Right now (in 2013) there seems to be a bit of a surge in "How to Draw" Spider-Man books, especially in the UK/Australia/NZ market. That trend has prompted me to go back and catch up with a review of this much earlier offering from UK publishers "Alligator Books" back in 2005.
Like many UK colouring books (and even many of their magazines), this one is slightly oversized at 8.25" x 11.7". It has 32 full-color glossy pages, and staple-bound cover.
Inside you'll find a the usual "How-to-Draw" fare. A quick page introduces pencils and paper to those of you not familiar with the concept. Then a couple of panels show you how to sketch a skeleton, add outlines, and then fill in the details to create a perfect super hero/villain pose. Check out the image gallery for a couple of page scans to give you a feel for the nature of the content.
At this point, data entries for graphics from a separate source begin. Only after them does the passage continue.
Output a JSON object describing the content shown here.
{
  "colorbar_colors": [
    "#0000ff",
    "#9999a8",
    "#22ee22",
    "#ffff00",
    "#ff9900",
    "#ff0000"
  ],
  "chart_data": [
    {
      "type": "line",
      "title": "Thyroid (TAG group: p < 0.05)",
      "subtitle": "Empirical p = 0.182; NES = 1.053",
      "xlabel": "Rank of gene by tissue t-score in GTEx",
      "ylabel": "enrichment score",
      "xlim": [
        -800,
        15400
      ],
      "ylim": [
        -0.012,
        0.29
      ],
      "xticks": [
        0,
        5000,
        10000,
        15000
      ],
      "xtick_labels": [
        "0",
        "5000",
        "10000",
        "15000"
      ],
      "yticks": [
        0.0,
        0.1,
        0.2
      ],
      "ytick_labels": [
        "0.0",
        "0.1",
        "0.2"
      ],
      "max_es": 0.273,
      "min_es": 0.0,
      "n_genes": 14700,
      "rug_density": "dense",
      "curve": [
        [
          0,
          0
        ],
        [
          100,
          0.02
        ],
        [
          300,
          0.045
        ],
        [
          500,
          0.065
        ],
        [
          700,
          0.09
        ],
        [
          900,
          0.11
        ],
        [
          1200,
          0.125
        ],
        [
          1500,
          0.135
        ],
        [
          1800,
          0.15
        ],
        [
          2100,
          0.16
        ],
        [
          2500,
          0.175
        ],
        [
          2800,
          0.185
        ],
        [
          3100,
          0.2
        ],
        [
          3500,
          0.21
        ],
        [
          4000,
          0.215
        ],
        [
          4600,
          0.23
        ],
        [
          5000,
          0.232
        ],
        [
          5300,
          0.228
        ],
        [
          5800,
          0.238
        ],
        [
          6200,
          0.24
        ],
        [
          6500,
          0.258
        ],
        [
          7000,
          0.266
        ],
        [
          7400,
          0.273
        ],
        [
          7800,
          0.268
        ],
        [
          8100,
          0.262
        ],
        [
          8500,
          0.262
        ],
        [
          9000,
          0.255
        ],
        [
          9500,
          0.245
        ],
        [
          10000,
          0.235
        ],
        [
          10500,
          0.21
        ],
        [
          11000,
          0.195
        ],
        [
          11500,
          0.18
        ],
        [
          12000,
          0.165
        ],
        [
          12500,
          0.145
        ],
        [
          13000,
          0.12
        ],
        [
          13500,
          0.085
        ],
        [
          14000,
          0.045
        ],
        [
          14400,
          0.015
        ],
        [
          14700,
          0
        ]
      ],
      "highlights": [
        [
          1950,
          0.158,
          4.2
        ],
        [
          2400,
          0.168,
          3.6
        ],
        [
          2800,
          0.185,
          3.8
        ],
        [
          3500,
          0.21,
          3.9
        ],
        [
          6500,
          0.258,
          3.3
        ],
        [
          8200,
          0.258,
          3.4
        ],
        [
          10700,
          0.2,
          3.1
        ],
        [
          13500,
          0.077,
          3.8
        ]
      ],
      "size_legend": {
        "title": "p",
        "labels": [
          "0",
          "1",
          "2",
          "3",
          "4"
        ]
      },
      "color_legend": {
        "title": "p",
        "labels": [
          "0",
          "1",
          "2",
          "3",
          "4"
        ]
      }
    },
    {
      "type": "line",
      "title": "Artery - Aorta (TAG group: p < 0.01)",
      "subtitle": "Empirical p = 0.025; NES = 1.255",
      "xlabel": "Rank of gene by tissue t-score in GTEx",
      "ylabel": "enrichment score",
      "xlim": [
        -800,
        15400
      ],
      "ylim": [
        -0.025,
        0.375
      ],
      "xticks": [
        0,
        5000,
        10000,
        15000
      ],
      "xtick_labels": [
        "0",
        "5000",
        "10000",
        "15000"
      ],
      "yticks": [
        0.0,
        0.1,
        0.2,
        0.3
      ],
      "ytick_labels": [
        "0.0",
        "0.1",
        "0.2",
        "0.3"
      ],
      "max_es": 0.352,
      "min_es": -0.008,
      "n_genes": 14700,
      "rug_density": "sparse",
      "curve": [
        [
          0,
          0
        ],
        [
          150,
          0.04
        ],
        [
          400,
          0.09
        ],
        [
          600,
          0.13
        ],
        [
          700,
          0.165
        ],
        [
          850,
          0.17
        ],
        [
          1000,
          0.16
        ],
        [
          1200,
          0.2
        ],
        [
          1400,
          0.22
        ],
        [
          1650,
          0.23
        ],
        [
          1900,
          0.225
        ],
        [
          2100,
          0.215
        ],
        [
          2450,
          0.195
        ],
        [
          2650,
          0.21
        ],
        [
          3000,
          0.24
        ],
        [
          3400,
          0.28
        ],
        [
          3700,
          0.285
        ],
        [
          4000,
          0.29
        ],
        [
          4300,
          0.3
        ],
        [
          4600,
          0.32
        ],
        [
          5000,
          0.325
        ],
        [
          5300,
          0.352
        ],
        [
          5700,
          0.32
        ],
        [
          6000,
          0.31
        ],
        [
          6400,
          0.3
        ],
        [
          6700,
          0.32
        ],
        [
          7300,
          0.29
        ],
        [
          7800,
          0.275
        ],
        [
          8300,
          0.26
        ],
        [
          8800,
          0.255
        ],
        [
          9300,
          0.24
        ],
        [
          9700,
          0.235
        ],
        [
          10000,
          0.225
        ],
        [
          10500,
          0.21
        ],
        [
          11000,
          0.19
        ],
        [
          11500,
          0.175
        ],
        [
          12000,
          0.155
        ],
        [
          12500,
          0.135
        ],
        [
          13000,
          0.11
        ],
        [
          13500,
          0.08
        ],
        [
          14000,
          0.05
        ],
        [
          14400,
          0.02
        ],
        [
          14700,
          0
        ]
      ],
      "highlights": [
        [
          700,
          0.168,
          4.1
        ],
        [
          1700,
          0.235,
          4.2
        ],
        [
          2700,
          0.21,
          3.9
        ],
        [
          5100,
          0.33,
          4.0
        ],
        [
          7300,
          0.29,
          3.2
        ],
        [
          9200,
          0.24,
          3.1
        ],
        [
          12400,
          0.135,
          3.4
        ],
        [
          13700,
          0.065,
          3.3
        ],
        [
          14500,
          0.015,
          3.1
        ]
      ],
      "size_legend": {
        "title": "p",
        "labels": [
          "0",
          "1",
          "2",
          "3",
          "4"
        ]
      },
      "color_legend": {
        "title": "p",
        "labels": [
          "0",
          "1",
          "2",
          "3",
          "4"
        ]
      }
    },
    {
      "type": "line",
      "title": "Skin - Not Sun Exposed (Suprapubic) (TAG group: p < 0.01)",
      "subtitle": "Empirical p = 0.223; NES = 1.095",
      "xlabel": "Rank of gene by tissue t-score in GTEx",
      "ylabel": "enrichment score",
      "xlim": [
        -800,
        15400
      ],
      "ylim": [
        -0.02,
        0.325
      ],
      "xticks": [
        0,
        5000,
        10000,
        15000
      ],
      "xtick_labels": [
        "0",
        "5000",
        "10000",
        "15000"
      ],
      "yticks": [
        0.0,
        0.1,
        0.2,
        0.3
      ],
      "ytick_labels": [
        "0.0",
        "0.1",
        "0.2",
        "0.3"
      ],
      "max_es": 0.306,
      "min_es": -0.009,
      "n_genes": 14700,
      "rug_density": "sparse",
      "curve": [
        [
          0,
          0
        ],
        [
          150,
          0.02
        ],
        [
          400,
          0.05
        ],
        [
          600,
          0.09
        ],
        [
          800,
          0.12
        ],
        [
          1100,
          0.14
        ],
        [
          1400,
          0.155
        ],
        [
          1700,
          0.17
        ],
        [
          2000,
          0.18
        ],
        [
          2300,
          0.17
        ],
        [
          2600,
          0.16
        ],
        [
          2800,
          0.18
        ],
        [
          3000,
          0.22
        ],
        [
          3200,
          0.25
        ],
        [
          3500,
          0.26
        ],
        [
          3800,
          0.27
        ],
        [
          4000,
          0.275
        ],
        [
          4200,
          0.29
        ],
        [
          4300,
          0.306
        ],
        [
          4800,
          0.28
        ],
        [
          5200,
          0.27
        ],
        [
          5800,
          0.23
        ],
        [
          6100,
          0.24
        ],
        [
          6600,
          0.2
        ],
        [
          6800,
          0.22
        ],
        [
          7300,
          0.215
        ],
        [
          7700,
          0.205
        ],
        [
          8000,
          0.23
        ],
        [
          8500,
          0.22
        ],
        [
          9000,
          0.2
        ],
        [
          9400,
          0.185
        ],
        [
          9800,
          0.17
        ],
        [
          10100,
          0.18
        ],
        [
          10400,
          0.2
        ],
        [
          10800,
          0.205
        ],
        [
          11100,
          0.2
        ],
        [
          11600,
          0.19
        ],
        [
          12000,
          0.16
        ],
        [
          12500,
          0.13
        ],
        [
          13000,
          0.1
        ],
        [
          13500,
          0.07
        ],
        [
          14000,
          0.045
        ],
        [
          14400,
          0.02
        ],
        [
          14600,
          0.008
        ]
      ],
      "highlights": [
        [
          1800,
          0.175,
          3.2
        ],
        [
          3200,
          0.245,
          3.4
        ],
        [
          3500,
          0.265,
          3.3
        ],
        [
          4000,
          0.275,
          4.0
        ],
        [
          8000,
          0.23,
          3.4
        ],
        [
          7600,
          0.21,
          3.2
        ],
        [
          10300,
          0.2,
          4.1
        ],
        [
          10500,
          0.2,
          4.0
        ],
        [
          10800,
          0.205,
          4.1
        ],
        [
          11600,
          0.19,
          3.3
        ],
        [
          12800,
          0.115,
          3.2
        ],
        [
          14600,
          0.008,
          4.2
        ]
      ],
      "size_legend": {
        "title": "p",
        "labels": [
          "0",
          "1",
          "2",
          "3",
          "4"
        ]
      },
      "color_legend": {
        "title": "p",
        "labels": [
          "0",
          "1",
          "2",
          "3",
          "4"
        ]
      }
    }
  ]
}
Every two pages introduces either a new Spidey pose, or a new hero/villain. Doc Ock, Daredevil, Black Cat, Venom, Lizard, Mysterio and Vulture all get an outing. There's a couple of quick introductions to perspective lines, and the concept of foreshortening.
When I'm trying to give a rating to these "How to Draw" books, my primary consideration is a question of depth. Learning to draw is like learning to play an instrument, or learning to perform any other incredibly sophisticated human activity. It requires years of study and interpretation.
Every "teach yourself art" book lies on a scale. At one end are texts which begin with the foundations, and indicates the extensive course of study you must follow. Down the opposite end of the spectrum are books which suggest that learning to draw is just a matter of investing ten minutes to learn the following four magic steps.
This one from Alligator Books unfortunately falls in the latter category, with pearls of wisdom like this: "If you're having trouble drawing arms or legs, just remember that they're made up of cylinders (like DD's right thigh)!"
This book is glossy, attractive, and at £3.99 asking price in 2005 was pretty well-priced.
It doesn't include any pencils or pens, but honestly I don't see that as a problem. A learn-to-draw book needs to include a pencil like a learn-to-swim book needs to include a bucket of water.
My main objection to this book is the naive over-simplification of the task. I might also mention that I don't find the "finished" examples to be particularly attractive either.
Overall, this book is decidedly uninspiring, and I'm going to hit it with a two-web rating. There are better options out here.
If you really do want something a bit more lightweight, I would suggest that Amazing Spider-Man: How to Draw (Parragon/Scholastic) is probably about as simplified as you would ever want to get.
Alternatively, put the super-hero thing aside for now. Start with a book like the highly-rated classic Keys to Drawing and learn to draw first. Then specialise in super-heroes later.